Nel caso di specie la Corte di appello ha desunto, sulla base di elementi presuntivi adeguati, che i coniugi godevano, nel corso del matrimonio,di un reddito molto alto, posto che nel 2001 l’odierno ricorrente, pur essendo nel frattempo andato in pensione, denunciava redditi per circa 250.000.000 di lire annue, mentre nel 2002 la resistente aveva percepito redditi per circa 20.000,00 euro annui, aveva la disponibilità di un appartamento in via Cassia e di una villa all’Olgiata, in Roma, e godeva di somme ricavate dalla vendita di altri beni immobili. Ha quindi quantificato con valutazione di stretto merito, incensurabile in questa sede – l’assegno nella misura di euro 1000,00 mensili, tenendo conto della differenza di redditi fra i coniugi, della durata ultratrentennale del matrimonio, delle ragioni della separazione (addebitata al marito), nonché del contributo dato alla conduzione familiare ad al patrimonio comune.

Trattasi di statuizioni conformi al dettato dell’art. 5 della legge n. 898 del 1970, nel testo vigente, tenuto conto che l’allegazione in questa sede che i redditi presi in considerazione dalla Corte di appello ai fini della liquidazione dell’assegno di divorzio non sarebbero riconducibili all’attività esplicata dal ricorrente durante la convivenza matrimoniale, non inficia la correttezza della quantificazione dell’assegno divorzile operata dalla Corte di appello, in quanto priva di puntuali riferimenti a documentazione e deduzioni in proposito nelle fasi di marito.

3. Con il terzo motivo si denuncia la violazione degli artt. 91. e 92 c.p.c. per avere la Corte di appello compensato le spese del giudizio di appello, mentre avrebbe dovuto condannare la resistente al loro pagamento, ovvero compensarle solo in parte, stante la prevalente sua soccombenza.

Il motivo è infondato, essendo principio consolidato in materia di spese processuali che il giudice può disporne la compensazione anche senza fornire, al riguardo, alcuna motivazione, atteso che la valutazione dell’opportunità della compensazione, totale o parziale, delle stesse rientra nei suoi poteri discrezionali, sia nell’ipotesi di soccombenza reciproca, sia in quella della ricorrenza di giusti motivi.
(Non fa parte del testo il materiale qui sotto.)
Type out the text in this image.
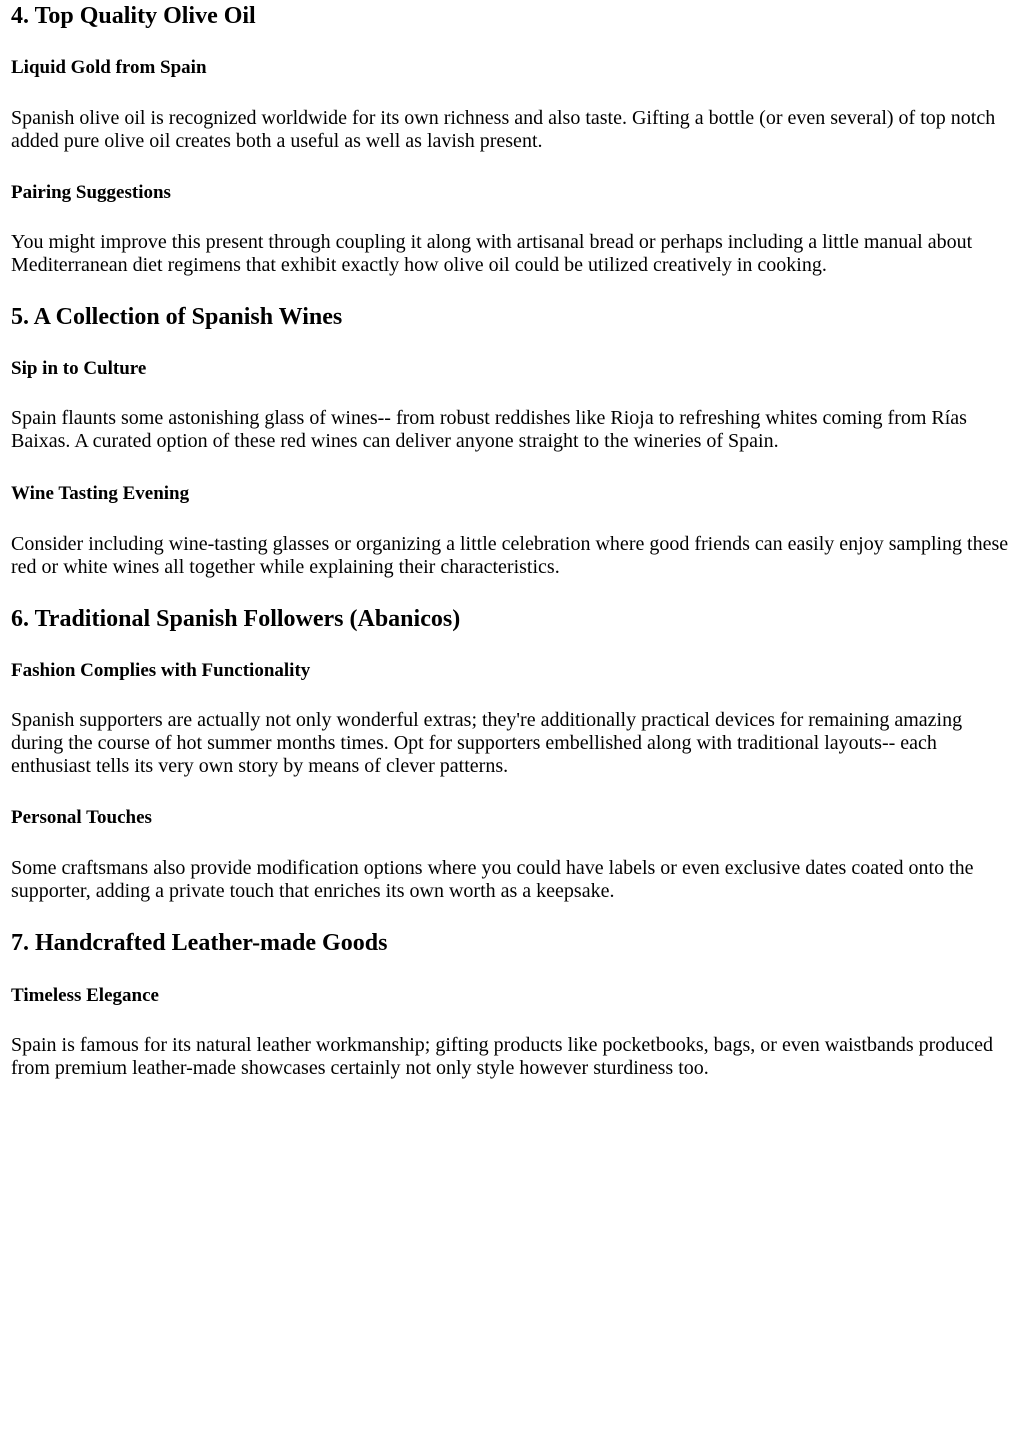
4. Top Quality Olive Oil
Liquid Gold from Spain

Spanish olive oil is recognized worldwide for its own richness and also taste. Gifting a bottle (or even several) of top notch added pure olive oil creates both a useful as well as lavish present.

Pairing Suggestions

You might improve this present through coupling it along with artisanal bread or perhaps including a little manual about Mediterranean diet regimens that exhibit exactly how olive oil could be utilized creatively in cooking.

5. A Collection of Spanish Wines
Sip in to Culture

Spain flaunts some astonishing glass of wines-- from robust reddishes like Rioja to refreshing whites coming from Rías Baixas. A curated option of these red wines can deliver anyone straight to the wineries of Spain.

Wine Tasting Evening

Consider including wine-tasting glasses or organizing a little celebration where good friends can easily enjoy sampling these red or white wines all together while explaining their characteristics.

6. Traditional Spanish Followers (Abanicos)
Fashion Complies with Functionality

Spanish supporters are actually not only wonderful extras; they're additionally practical devices for remaining amazing during the course of hot summer months times. Opt for supporters embellished along with traditional layouts-- each enthusiast tells its very own story by means of clever patterns.

Personal Touches

Some craftsmans also provide modification options where you could have labels or even exclusive dates coated onto the supporter, adding a private touch that enriches its own worth as a keepsake.

7. Handcrafted Leather-made Goods
Timeless Elegance

Spain is famous for its natural leather workmanship; gifting products like pocketbooks, bags, or even waistbands produced from premium leather-made showcases certainly not only style however sturdiness too.
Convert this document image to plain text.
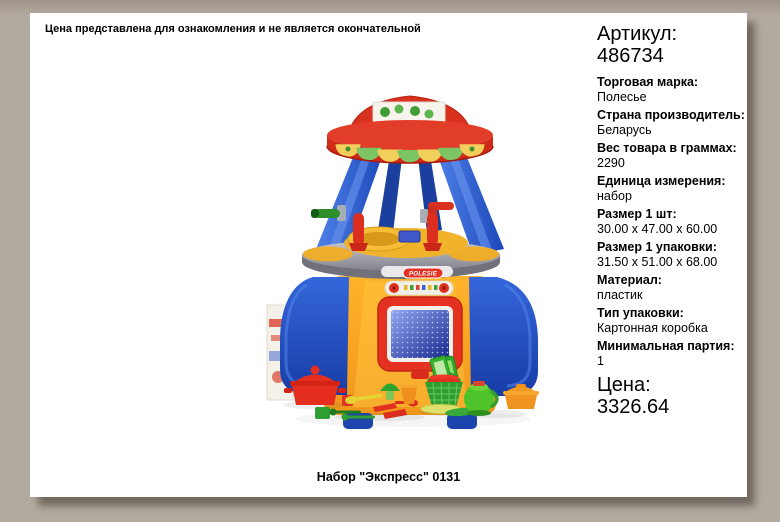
Цена представлена для ознакомления и не является окончательной
POLESIE
Артикул:
486734
Торговая марка:
Полесье
Страна производитель:
Беларусь
Вес товара в граммах:
2290
Единица измерения:
набор
Размер 1 шт:
30.00 x 47.00 x 60.00
Размер 1 упаковки:
31.50 x 51.00 x 68.00
Материал:
пластик
Тип упаковки:
Картонная коробка
Минимальная партия:
1
Цена:
3326.64
Набор "Экспресс" 0131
In particolare, il sindacato della Corte di cassazione è limitato ad accertare che non risulti violato il principio secondo il quale le spese non possono essere poste a carico della parte totalmente vittoriosa o che siano addotte ragioni palesemente o macroscopicamente illogiche e tali da inficiare, per la loro inconsistenza o evidente erroneità, lo stesso processo formativo della volontà decisionale: circostanze che nel caso di specie non ricorrono (da ultimo Cass. 26 aprile 2005, n. 8623). Il ricorso deve essere, pertanto, rigettato, con la condanna del ricorrente alle spese del giudizio di cassazione, che si liquidano come in dispositivo.

P.Q.M.

La Corte di cassazione rigetta il ricorso. Condanna il ricorrente alle spese del giudizio di cassazione, che liquida nella misura di euro duemilaseicento, di cui euro cento per spese vive.

Testo non ufficiale. La sola stampa del bollettino ufficiale ha carattere legale.